Col Edward McCarty was not immune from being billed by the Hampshire Furnace. There is a full page given overe to his accounts:
Feb 1 1816 EDWARD MCCARTY for Sundry Accounts during 1815 including: expenses to Romney - $.25; expenses to Cumberland - $.75; Expenses to Romney- $.50; Discount on $4,000 - $42.67; 1 Negro Woman - $300.; Paid T. Corn for Hay - $100 (This is believed to be the colorful Timothy Corn whose career, particularly where prevarication was concerned, was at its peak in this section at that time).; 1 Iron Pot - $3.50; 1 Oven - $2.24; 1 log chain - $5.78; 1 1/2 bushel beans $1.50; Paid for picks and shovels - $20.00; Paid Murphy - $9; 43 1/2 bushels Stone Coal @ 7 cents - $3.04; 1 bay mare and expences - $95.50; paid for tin cups - $3; Paid Wolf for Harness - $40; 35 Bushels of coal delivered at furncace - $8.75; paid for stamps - $14.50; carriage of castings - $67.48; paid for wheel barrows - $9; 1 wagon whip and collar - $2.50.

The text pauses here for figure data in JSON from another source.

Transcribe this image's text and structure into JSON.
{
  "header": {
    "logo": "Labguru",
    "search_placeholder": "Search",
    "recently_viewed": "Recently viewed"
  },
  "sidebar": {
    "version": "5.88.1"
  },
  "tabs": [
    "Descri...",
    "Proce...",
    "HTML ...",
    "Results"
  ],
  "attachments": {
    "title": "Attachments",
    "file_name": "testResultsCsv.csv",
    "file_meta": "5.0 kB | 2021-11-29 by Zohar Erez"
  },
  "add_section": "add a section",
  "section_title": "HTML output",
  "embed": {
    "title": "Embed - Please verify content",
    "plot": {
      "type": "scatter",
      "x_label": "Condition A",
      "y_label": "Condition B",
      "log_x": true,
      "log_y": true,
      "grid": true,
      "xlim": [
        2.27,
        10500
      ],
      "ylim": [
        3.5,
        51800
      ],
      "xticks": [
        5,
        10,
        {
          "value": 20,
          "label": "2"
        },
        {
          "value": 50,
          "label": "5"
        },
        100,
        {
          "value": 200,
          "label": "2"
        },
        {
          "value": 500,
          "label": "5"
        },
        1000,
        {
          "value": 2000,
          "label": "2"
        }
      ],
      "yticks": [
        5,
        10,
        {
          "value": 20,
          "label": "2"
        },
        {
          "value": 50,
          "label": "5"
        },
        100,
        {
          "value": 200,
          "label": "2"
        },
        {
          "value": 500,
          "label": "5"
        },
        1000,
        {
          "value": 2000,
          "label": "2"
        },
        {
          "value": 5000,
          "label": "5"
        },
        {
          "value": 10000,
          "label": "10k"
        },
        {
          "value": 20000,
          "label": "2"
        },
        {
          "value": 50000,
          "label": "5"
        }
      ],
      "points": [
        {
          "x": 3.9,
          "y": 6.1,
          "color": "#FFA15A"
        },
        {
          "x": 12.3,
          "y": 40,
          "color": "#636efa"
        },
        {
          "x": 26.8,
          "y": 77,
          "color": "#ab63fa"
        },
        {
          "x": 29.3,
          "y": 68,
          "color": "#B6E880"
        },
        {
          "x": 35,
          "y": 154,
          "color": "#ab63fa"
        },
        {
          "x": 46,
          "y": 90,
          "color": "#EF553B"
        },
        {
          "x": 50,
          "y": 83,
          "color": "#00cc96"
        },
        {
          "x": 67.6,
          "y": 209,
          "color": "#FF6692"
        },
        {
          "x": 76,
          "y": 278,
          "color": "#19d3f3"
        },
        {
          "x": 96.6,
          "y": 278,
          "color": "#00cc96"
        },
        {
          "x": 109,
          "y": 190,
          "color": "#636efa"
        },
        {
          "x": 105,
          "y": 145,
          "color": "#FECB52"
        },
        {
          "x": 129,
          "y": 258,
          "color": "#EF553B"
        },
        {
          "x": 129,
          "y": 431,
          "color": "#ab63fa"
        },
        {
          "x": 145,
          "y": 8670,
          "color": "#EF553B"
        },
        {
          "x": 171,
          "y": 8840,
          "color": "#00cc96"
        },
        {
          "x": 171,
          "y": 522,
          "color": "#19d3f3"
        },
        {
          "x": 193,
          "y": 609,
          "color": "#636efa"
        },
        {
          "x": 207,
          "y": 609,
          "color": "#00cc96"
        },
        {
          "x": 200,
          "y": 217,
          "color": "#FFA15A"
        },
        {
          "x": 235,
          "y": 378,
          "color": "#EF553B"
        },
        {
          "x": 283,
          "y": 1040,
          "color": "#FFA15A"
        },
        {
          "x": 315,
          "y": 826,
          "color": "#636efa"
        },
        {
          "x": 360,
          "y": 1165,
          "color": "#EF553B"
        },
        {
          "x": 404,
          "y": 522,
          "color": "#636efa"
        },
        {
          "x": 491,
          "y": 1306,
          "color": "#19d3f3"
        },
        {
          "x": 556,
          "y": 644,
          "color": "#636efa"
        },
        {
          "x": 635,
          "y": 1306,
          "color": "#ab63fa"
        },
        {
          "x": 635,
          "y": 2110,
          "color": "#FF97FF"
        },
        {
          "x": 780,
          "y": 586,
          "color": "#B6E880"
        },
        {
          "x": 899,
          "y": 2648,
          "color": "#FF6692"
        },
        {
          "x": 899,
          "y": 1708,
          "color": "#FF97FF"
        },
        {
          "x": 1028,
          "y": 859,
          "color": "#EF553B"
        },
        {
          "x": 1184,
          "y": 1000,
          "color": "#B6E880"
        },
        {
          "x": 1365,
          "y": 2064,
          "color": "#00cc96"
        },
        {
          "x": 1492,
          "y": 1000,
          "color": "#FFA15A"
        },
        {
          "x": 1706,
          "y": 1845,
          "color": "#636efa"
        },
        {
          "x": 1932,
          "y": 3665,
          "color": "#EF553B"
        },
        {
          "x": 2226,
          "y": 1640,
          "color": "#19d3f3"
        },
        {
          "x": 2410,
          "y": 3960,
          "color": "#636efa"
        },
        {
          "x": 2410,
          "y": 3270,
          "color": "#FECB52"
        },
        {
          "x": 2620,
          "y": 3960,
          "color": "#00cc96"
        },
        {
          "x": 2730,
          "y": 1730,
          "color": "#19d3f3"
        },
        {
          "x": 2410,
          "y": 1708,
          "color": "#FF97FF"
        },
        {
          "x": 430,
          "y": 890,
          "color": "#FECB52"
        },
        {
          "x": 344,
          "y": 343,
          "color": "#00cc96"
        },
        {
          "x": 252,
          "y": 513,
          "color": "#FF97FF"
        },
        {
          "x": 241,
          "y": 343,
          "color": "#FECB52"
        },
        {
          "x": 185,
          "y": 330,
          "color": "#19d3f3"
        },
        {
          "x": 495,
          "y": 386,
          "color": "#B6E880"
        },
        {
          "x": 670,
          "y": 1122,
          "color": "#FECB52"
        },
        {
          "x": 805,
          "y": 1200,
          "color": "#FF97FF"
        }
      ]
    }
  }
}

The one ledger relating to the Hampshire Furnace contained no accounts later than 1818, and it is the opinion of Howard Swisher in his History of Hampshire Co that the furnace did not continure at this location for very long after that.
The WV Geological Society Survey for Hampshire Co (1927) regarding the Hampshire Furnace states:
"Old county records show a prosperous business at this furnace in 1816 and 1817 but not later account has been found, and the furnace was torn down many years ago."